Mr Thompson said in a speech in London that there would be difficult decisions ahead in the event of a low licence fee settlement, which he said needed to be "realistic" to fund the ambitious digital switchover.
"This is a project of great size and intricacy. The risks are formidable. If it is under-resourced it will fail. It's a simple as that - and the failure will impact on many millions of households.
"We can't do everything. We can't rob existing core services to pay for switchover," added Mr Thompson
He added that only a BBC which did no more than it was currently doing would warrant a reduction in funding.
Mr Thompson predicted that the new BBC Trust, which replaces the board of governors, would only approve the relocation of thousands of staff from London to Salford, near Manchester, if the plan "could demonstrate robust value for money, and the licence fee settlement made it affordable".
"In the event of a low settlement, I would not even be able to recommend it to them," he said.

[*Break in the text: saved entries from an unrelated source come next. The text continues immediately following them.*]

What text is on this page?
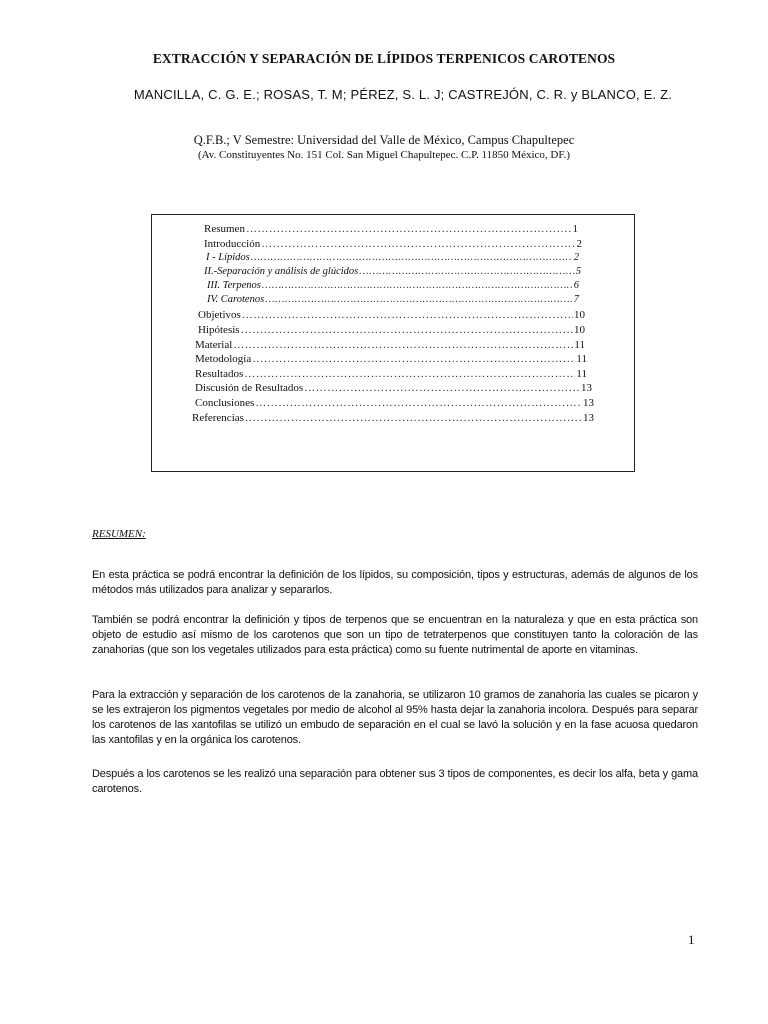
EXTRACCIÓN Y SEPARACIÓN DE LÍPIDOS TERPENICOS CAROTENOS
MANCILLA, C. G. E.; ROSAS, T. M; PÉREZ, S. L. J; CASTREJÓN, C. R. y BLANCO, E. Z.
Q.F.B.; V Semestre: Universidad del Valle de México, Campus Chapultepec
(Av. Constituyentes No. 151 Col. San Miguel Chapultepec. C.P. 11850 México, DF.)
Resumen …………………………………………………………………………………………………………………………………………………………………	1
Introducción …………………………………………………………………………………………………………………………………………………………………	2
I - Lípidos …………………………………………………………………………………………………………………………………………………………………	2
II.-Separación y análisis de glúcidos …………………………………………………………………………………………………………………………………………………………………	5
III. Terpenos …………………………………………………………………………………………………………………………………………………………………	6
IV. Carotenos …………………………………………………………………………………………………………………………………………………………………	7
Objetivos …………………………………………………………………………………………………………………………………………………………………	10
Hipótesis …………………………………………………………………………………………………………………………………………………………………	10
Material …………………………………………………………………………………………………………………………………………………………………	11
Metodología …………………………………………………………………………………………………………………………………………………………………	11
Resultados …………………………………………………………………………………………………………………………………………………………………	11
Discusión de Resultados …………………………………………………………………………………………………………………………………………………………………	13
Conclusiones …………………………………………………………………………………………………………………………………………………………………	13
Referencias …………………………………………………………………………………………………………………………………………………………………	13
RESUMEN:

En esta práctica se podrá encontrar la definición de los lípidos, su composición, tipos y estructuras, además de algunos de los métodos más utilizados para analizar y separarlos.

También se podrá encontrar la definición y tipos de terpenos que se encuentran en la naturaleza y que en esta práctica son objeto de estudio así mismo de los carotenos que son un tipo de tetraterpenos que constituyen tanto la coloración de las zanahorias (que son los vegetales utilizados para esta práctica) como su fuente nutrimental de aporte en vitaminas.

Para la extracción y separación de los carotenos de la zanahoria, se utilizaron 10 gramos de zanahoria las cuales se picaron y se les extrajeron los pigmentos vegetales por medio de alcohol al 95% hasta dejar la zanahoria incolora. Después para separar los carotenos de las xantofilas se utilizó un embudo de separación en el cual se lavó la solución y en la fase acuosa quedaron las xantofilas y en la orgánica los carotenos.

Después a los carotenos se les realizó una separación para obtener sus 3 tipos de componentes, es decir los alfa, beta y gama carotenos.

1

"We would have to find other, more modest, ways of increasing our investment in the north."
Conservative shadow culture secretary Hugo Swire said the government had to publish the BBC's revised estimates "if the licence fee payers are to have any confidence in the final licence fee settlement".
"This is a public service broadcaster and as such should offer the best possible value for money, not what the viewing public will put up with," he said.
Liberal Democrat media spokesman Don Foster criticised the Treasury for failing to decide what had to be included in the licence fee, adding: "It's equally disturbing that we don't know for how long the licence fee agreement will last.
"Too much uncertainty remains and could blight the prospects of the BBC remaining the world's pre-eminent public service broadcaster."
Labour chairwoman Hazel Blears, the MP for Salford, said it was "vital" that the BBC relocation plan went ahead.
"It would be a missed opportunity of epic proportions if the BBC board renege on their promises," she said.
The new agreement about the licence fee is unlikely to cover the entire 10-year period of the next BBC Charter, which comes into effect next year.